Necklace Fragments Black PJ MW 08
(One only) Carved black and b/w stripe neckpiece; hand plaited vintage cotton, adjustable length.
Pennie Jagiello has created these jewellery pieces to accompany the ADC touring exhibition Made/Worn.
In her work, Pennie Jagiello aims to summarise the extremity of the lasting environmental impacts we impose upon the natural world. She collects that which we discard, and her way of processing these anxieties is through contemporary jewellery objects. Pennie only works with found and discarded human-made materials without the purchase of new resources. This way of working, which provides many challenges, has completely formed Pennie’s practice for many years.
The works in the series Objected inheritance from the errors of the Anthropocene were made by employing cold joining techniques without heating materials and with non-powered hand tools to minimise further environmental footprints. Instead, Pennie uses plaiting, binding, knotting, sewing and carving; time-honoured techniques that are reliant only on the artist’s two hands.
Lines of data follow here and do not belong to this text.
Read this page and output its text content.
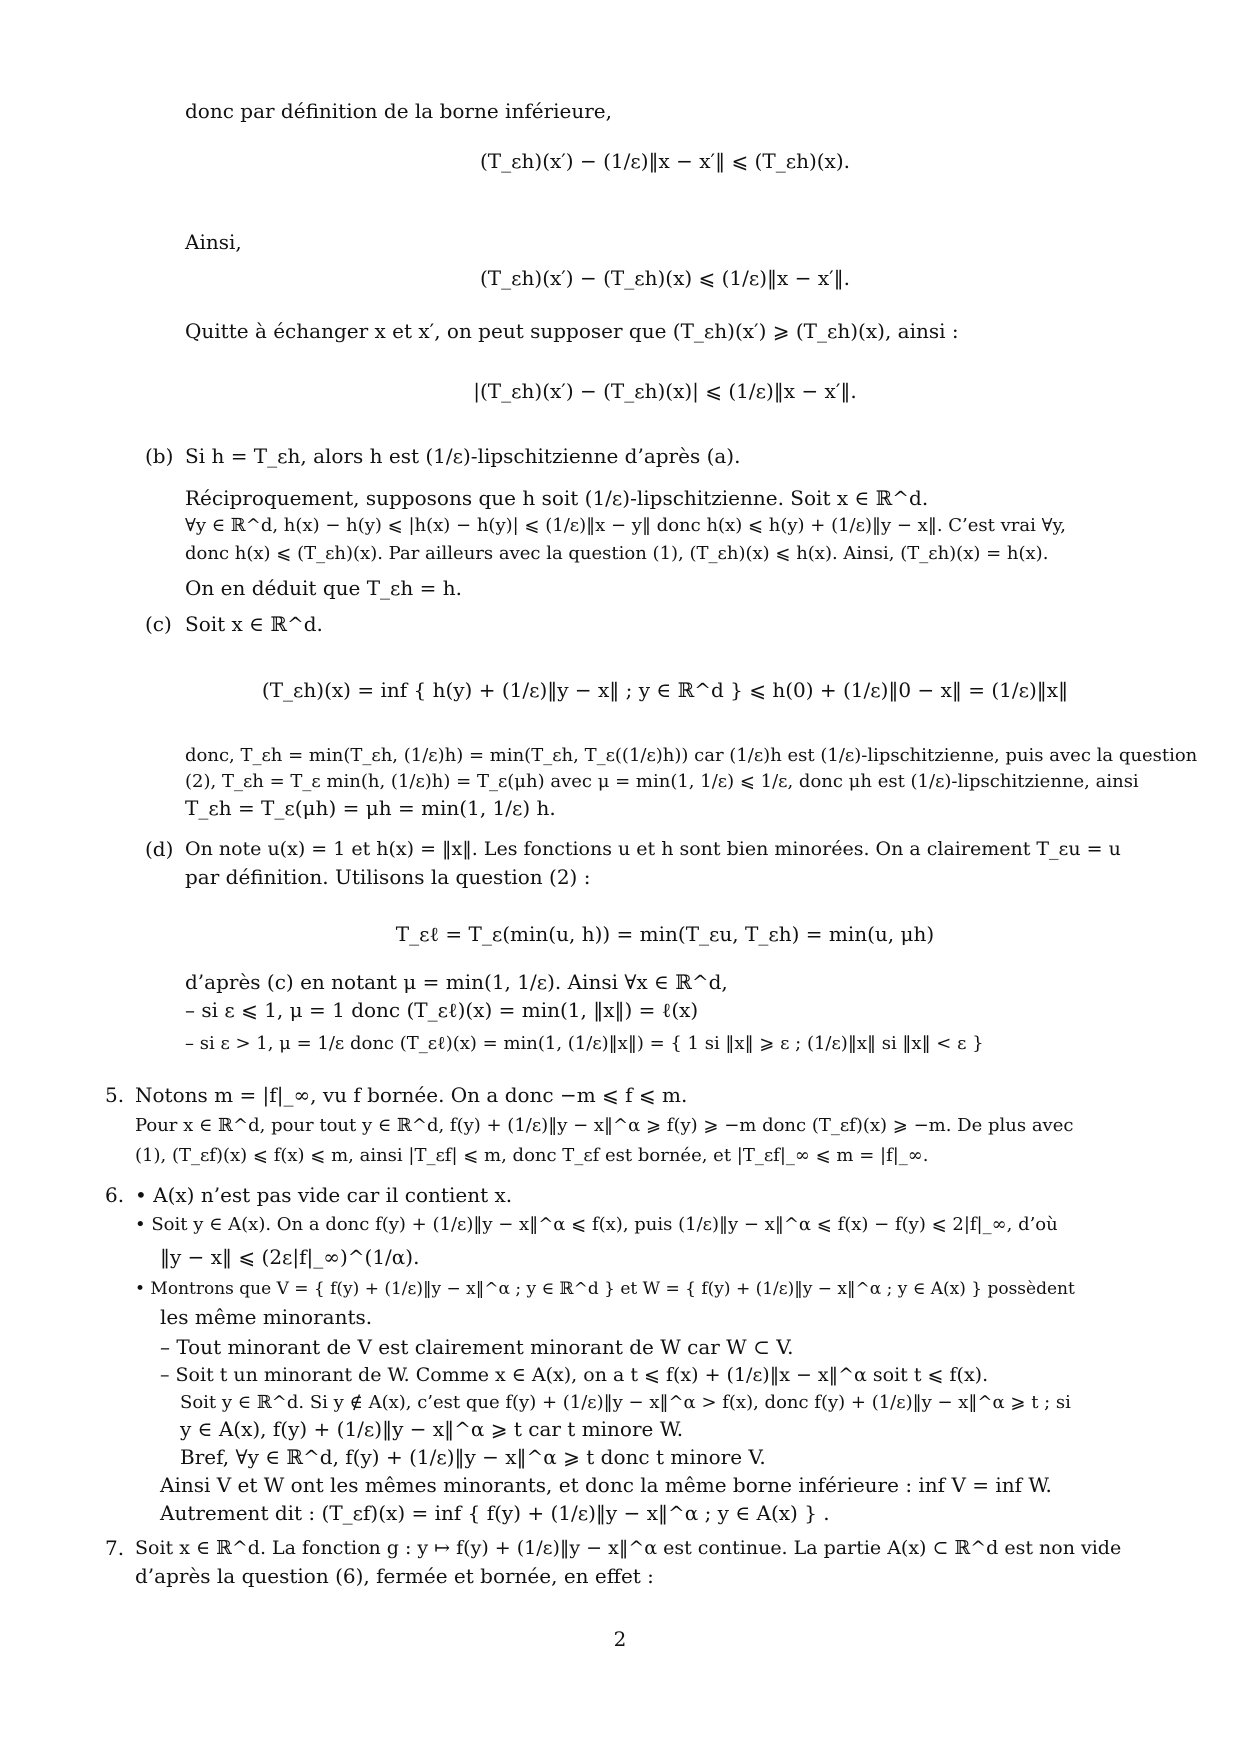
donc par définition de la borne inférieure,
(T_εh)(x′) − (1/ε)‖x − x′‖ ⩽ (T_εh)(x).
Ainsi,
(T_εh)(x′) − (T_εh)(x) ⩽ (1/ε)‖x − x′‖.
Quitte à échanger x et x′, on peut supposer que (T_εh)(x′) ⩾ (T_εh)(x), ainsi :
|(T_εh)(x′) − (T_εh)(x)| ⩽ (1/ε)‖x − x′‖.
(b) Si h = T_εh, alors h est (1/ε)-lipschitzienne d’après (a).
Réciproquement, supposons que h soit (1/ε)-lipschitzienne. Soit x ∈ ℝ^d.
∀y ∈ ℝ^d, h(x) − h(y) ⩽ |h(x) − h(y)| ⩽ (1/ε)‖x − y‖ donc h(x) ⩽ h(y) + (1/ε)‖y − x‖. C’est vrai ∀y,
donc h(x) ⩽ (T_εh)(x). Par ailleurs avec la question (1), (T_εh)(x) ⩽ h(x). Ainsi, (T_εh)(x) = h(x).
On en déduit que T_εh = h.
(c) Soit x ∈ ℝ^d.
(T_εh)(x) = inf { h(y) + (1/ε)‖y − x‖ ; y ∈ ℝ^d } ⩽ h(0) + (1/ε)‖0 − x‖ = (1/ε)‖x‖
donc, T_εh = min(T_εh, (1/ε)h) = min(T_εh, T_ε((1/ε)h)) car (1/ε)h est (1/ε)-lipschitzienne, puis avec la question
(2), T_εh = T_ε min(h, (1/ε)h) = T_ε(μh) avec μ = min(1, 1/ε) ⩽ 1/ε, donc μh est (1/ε)-lipschitzienne, ainsi
T_εh = T_ε(μh) = μh = min(1, 1/ε) h.
(d) On note u(x) = 1 et h(x) = ‖x‖. Les fonctions u et h sont bien minorées. On a clairement T_εu = u
par définition. Utilisons la question (2) :
T_εℓ = T_ε(min(u, h)) = min(T_εu, T_εh) = min(u, μh)
d’après (c) en notant μ = min(1, 1/ε). Ainsi ∀x ∈ ℝ^d,
– si ε ⩽ 1, μ = 1 donc (T_εℓ)(x) = min(1, ‖x‖) = ℓ(x)
– si ε > 1, μ = 1/ε donc (T_εℓ)(x) = min(1, (1/ε)‖x‖) = { 1 si ‖x‖ ⩾ ε ; (1/ε)‖x‖ si ‖x‖ < ε }
5. Notons m = |f|_∞, vu f bornée. On a donc −m ⩽ f ⩽ m.
Pour x ∈ ℝ^d, pour tout y ∈ ℝ^d, f(y) + (1/ε)‖y − x‖^α ⩾ f(y) ⩾ −m donc (T_εf)(x) ⩾ −m. De plus avec
(1), (T_εf)(x) ⩽ f(x) ⩽ m, ainsi |T_εf| ⩽ m, donc T_εf est bornée, et |T_εf|_∞ ⩽ m = |f|_∞.
6. • A(x) n’est pas vide car il contient x.
• Soit y ∈ A(x). On a donc f(y) + (1/ε)‖y − x‖^α ⩽ f(x), puis (1/ε)‖y − x‖^α ⩽ f(x) − f(y) ⩽ 2|f|_∞, d’où
‖y − x‖ ⩽ (2ε|f|_∞)^(1/α).
• Montrons que V = { f(y) + (1/ε)‖y − x‖^α ; y ∈ ℝ^d } et W = { f(y) + (1/ε)‖y − x‖^α ; y ∈ A(x) } possèdent
les même minorants.
– Tout minorant de V est clairement minorant de W car W ⊂ V.
– Soit t un minorant de W. Comme x ∈ A(x), on a t ⩽ f(x) + (1/ε)‖x − x‖^α soit t ⩽ f(x).
Soit y ∈ ℝ^d. Si y ∉ A(x), c’est que f(y) + (1/ε)‖y − x‖^α > f(x), donc f(y) + (1/ε)‖y − x‖^α ⩾ t ; si
y ∈ A(x), f(y) + (1/ε)‖y − x‖^α ⩾ t car t minore W.
Bref, ∀y ∈ ℝ^d, f(y) + (1/ε)‖y − x‖^α ⩾ t donc t minore V.
Ainsi V et W ont les mêmes minorants, et donc la même borne inférieure : inf V = inf W.
Autrement dit : (T_εf)(x) = inf { f(y) + (1/ε)‖y − x‖^α ; y ∈ A(x) } .
7. Soit x ∈ ℝ^d. La fonction g : y ↦ f(y) + (1/ε)‖y − x‖^α est continue. La partie A(x) ⊂ ℝ^d est non vide
d’après la question (6), fermée et bornée, en effet :
2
"The importance of my work is placed within human-made debris as the discarded wearable heirlooms we pass on and leave behind us, in place of more traditional forms of jewellery. Diamonds are forever, so is anthropogenic debris which defines in our short existence the era and errors of the Anthropocene."
Pennie Jagiello is a Melbourne-based contemporary jeweller who recently completed a Masters in Art at RMIT. Pennie’s ongoing research investigates the objects we use and discard, and the environmental consequences of unsustainable practices.
Pennie was a finalist in the 2016 and 2017 Victorian Craft Award, and recently selected for a residency with Form Gallery in Western Australia, which enabled her to visit the Pilbara during 2014–16.
Her works have been exhibited nationally at selected craft and design galleries, as well as showing in alternative art spaces. Pennie runs workshops, is a short course and studio lecturer in the School of Fashion and Textiles at RMIT, and is a guest lecturer in the School of Art.